There’s a secret that real writers know that wannabe writers don’t, and the secret is this: It’s not the writing part that’s hard. What’s hard is sitting down to write. — Steven Pressfield

But in my case, I was sitting down to write and doing everything I knew to write, and still, wasn’t able to write.


I felt like an imposter.

All of the previous writing meant nothing if I couldn’t write every day. A writer should be able to write on demand.

If at this stage someone had given me a contract for a book I would have declined.

Who was I kidding?

I would never be able to write professionally.

I will never become a prolific writer.

The Imposter in me was working overtime. He is waiting for me to call it quits and go back to shopping online. It doesn’t even want to know that I need to earn money before I go spending.


You will know what I mean if you have watched the movie ‘The Word.’

In the movie, Rory Jansen (played by Bradly Cooper), a struggling writer, finds a handwritten manuscript in an old briefcase he bought from an antique shop. The manuscript is so well written that Rory starts typing it on his computer, word for word.

He wants to feel the words pass through his fingers.

He wants to know how does it feel to type well-written words.

Rory Jansen submits that manuscript to an agent. His novel gets published and becomes a huge success.https://neeramahajan.com/media/f8961eac5f4192795c18743f78014e33

Don’t worry I am not taking on the path of plagiarism. 

Even before watching that movie, I figured out if I pick up a book, a good book, and start typing a few paragraphs from it, I get in the rhythm of typing, which somehow awakens the narrator in me.

The words would start flowing effortlessly.

It was my little secret, and I was so ashamed of it.

I didn’t want to tell anyone what I was doing.

But imagine my surprise when my writing teacher, a well-known editor with three decades of experience in the industry, prescribed the same exercise in a recent novel-writing workshop.


There is a science behind it.

When you are typing looking at a text, it focuses your mind on just one activity. You are not thinking about what to cook for dinner and whether to take out clothes from the line because it might start raining soon.

When you are reading the text line by line, something in the text triggers a thought or brings out memory, and before you know it, your own story appears before you.

This is when you should stop copying and start typing the story you just got reminded of.

Our brain wanders off at the slightest of provocation. You are putting this “wandering” ability to use.

Let’s do a little experiment.

Read the following paragraph. It is from a book called The Memory Code, which I opened randomly and started typing.

A mother of a five-year-old told me this story: Her son had been wanting to learn to ride his bike without his training wheels, but whenever she took them off, he would give up after a couple of minutes. She finally asked him, “What do you think will happen if you fall off the bike?” He immediately answered (while wearing his helmet), “I’ll die.”
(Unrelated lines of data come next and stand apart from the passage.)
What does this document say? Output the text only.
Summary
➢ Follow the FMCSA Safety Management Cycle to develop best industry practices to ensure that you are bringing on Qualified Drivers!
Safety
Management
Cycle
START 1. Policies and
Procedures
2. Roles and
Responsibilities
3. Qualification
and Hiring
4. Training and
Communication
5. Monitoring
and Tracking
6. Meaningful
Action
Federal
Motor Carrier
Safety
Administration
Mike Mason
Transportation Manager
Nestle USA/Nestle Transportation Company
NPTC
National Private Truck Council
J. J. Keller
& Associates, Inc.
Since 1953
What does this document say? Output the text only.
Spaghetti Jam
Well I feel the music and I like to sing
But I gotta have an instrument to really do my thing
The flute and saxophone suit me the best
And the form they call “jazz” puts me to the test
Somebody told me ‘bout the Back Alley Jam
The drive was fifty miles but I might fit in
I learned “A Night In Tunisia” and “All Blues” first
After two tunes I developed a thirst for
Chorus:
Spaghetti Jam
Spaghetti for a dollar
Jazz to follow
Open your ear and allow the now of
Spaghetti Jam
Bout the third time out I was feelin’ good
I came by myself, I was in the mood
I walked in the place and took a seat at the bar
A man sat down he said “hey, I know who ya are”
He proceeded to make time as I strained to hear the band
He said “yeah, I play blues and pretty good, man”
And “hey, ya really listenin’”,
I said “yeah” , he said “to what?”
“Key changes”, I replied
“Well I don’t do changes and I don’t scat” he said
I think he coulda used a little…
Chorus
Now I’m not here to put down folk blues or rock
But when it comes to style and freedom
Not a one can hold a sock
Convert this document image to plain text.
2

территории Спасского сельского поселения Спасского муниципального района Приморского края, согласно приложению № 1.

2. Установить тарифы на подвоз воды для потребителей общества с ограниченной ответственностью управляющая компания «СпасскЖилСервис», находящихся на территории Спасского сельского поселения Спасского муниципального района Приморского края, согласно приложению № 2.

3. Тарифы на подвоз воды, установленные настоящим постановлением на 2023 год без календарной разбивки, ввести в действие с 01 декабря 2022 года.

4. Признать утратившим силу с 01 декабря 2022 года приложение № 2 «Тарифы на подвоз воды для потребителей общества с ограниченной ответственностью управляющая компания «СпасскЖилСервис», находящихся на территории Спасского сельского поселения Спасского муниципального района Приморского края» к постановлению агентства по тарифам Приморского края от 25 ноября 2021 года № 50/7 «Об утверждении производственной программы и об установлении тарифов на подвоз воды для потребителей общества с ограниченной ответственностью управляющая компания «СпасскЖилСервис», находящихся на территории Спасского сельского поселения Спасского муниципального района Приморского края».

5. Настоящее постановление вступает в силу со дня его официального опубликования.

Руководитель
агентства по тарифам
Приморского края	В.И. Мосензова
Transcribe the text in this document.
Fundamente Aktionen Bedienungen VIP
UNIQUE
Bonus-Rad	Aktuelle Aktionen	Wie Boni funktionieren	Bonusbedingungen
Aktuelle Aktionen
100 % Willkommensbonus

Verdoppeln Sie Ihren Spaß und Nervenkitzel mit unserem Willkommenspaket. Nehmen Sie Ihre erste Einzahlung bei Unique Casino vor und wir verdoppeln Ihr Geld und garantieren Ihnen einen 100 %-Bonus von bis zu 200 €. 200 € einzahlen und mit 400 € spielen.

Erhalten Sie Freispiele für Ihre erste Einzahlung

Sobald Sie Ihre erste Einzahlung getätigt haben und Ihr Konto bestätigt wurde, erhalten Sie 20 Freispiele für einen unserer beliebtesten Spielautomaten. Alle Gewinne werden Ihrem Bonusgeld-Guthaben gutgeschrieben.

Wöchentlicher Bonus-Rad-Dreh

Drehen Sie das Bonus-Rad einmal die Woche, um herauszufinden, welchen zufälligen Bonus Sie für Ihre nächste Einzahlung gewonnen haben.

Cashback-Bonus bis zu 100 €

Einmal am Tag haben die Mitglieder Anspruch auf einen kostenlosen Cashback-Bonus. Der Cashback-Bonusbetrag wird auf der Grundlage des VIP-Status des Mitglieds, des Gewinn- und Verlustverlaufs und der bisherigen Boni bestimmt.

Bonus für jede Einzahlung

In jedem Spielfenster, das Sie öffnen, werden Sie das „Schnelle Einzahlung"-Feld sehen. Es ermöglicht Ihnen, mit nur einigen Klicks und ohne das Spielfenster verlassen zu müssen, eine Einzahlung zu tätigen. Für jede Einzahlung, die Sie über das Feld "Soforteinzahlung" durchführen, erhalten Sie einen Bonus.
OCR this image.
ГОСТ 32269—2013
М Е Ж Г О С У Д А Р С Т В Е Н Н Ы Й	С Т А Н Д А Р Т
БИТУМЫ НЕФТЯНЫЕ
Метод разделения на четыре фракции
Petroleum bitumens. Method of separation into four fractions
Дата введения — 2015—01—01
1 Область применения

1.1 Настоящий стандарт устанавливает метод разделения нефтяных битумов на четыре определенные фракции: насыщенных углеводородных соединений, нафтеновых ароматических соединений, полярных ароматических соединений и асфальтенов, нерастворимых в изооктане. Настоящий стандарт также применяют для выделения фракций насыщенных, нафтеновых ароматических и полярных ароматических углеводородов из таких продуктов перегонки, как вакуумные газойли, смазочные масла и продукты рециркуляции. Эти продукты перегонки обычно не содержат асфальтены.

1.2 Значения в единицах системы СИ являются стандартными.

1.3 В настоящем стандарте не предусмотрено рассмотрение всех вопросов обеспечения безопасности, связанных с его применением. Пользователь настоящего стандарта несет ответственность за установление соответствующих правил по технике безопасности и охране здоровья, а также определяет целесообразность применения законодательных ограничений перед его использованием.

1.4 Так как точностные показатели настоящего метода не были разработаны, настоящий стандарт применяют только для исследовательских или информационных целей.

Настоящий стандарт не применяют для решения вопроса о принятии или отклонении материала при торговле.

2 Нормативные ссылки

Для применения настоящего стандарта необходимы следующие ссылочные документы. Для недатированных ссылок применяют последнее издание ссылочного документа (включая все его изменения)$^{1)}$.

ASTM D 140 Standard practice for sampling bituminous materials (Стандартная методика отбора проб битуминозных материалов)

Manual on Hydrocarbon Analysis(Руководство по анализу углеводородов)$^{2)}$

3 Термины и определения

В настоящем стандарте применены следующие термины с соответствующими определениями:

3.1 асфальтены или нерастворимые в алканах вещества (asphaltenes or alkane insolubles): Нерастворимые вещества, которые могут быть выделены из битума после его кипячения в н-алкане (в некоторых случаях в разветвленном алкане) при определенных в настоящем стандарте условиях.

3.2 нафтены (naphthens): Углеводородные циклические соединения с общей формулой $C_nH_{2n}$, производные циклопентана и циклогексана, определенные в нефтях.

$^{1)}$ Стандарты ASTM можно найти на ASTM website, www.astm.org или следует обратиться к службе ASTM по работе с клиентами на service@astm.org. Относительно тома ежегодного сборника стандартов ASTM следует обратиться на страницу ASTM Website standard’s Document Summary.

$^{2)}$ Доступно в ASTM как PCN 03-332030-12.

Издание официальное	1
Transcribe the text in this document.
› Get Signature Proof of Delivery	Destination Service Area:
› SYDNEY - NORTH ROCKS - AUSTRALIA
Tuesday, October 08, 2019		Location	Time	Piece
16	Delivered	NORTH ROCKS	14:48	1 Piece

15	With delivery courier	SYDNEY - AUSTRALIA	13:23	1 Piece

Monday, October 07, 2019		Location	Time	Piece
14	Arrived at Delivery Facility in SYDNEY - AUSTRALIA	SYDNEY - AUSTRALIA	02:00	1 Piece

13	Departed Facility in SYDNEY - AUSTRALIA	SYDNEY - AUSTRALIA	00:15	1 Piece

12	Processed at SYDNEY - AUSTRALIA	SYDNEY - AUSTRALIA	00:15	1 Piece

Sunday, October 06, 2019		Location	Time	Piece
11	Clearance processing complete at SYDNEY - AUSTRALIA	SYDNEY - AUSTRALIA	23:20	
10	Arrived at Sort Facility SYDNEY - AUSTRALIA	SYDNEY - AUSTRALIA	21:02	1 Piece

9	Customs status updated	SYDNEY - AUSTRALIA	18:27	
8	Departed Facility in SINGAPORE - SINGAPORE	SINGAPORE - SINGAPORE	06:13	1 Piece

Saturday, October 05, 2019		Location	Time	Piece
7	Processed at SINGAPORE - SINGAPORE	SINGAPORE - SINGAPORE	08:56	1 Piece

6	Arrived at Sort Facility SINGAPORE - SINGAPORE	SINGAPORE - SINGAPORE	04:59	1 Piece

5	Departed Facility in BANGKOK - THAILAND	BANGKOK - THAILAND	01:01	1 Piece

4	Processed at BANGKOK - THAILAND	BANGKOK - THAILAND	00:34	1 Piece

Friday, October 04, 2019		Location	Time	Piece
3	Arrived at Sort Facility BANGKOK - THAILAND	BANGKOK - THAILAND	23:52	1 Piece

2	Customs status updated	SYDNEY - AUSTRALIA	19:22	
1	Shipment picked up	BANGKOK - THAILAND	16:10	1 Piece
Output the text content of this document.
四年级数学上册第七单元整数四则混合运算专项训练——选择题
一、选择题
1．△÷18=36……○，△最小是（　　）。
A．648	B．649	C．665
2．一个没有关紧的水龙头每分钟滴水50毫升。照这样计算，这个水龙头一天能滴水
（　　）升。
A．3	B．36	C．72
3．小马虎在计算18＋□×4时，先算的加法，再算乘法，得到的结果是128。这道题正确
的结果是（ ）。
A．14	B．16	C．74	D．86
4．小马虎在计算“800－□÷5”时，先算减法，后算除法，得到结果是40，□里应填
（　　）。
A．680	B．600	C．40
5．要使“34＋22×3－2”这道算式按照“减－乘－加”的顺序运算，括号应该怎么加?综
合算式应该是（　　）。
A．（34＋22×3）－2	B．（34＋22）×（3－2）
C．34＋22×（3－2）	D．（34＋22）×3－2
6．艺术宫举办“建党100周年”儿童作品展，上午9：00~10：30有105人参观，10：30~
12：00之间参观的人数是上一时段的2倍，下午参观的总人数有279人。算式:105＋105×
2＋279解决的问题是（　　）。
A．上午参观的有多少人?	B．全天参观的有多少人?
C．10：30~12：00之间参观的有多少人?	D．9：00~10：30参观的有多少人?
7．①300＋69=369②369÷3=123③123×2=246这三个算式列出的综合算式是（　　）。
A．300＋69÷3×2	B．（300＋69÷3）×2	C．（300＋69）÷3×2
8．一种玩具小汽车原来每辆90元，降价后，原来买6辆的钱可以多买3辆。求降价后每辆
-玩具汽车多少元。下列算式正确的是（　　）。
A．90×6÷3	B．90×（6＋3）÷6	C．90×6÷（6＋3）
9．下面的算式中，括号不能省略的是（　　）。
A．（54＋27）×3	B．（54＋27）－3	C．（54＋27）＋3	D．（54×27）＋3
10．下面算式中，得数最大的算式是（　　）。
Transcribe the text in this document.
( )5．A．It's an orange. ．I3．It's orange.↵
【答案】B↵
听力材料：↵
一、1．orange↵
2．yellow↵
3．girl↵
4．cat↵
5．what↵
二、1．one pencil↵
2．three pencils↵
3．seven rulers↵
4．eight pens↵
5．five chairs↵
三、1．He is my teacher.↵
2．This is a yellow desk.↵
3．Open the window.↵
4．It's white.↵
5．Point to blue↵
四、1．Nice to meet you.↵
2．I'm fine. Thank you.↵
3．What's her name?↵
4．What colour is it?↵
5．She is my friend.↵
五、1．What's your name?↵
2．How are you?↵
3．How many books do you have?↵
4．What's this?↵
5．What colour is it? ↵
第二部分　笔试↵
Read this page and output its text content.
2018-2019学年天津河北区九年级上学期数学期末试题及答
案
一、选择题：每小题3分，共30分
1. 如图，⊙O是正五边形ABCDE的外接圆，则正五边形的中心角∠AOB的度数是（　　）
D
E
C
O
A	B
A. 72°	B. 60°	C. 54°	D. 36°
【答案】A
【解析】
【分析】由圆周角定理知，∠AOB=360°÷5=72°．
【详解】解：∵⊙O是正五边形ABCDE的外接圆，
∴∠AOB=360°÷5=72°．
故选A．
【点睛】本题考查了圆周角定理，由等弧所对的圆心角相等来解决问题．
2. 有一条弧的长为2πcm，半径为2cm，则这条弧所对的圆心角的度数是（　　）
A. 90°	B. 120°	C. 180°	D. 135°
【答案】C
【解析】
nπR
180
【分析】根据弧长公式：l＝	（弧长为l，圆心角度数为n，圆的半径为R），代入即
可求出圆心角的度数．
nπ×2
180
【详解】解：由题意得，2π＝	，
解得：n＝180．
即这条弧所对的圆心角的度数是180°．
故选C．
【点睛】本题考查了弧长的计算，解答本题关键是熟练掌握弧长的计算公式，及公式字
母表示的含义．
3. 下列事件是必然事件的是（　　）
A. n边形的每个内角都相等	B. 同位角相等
Does it remind you of your own bike riding story?

Or any of your unfounded fears. There it is. Start writing your story.

It reminded me of my three heart-felt-wishes when I was in primary school.

For years I wanted nothing more but those three things, and one of them was learning to ride a bike. All my friends knew how to ride a bike. We were soon going to high school, and they were all getting new bikes, except me.

Memories that followed have given me material for a full-fledged article that I will write — Three Wishes Of A Thirteen-Years Old (One that will never come true.)

Summary

There you go. You have one of my deepest secrets that I was so ashamed to share.

It is, in fact, a writing exercise suggested by writing teachers.

Give it a go and see whether it works for you too.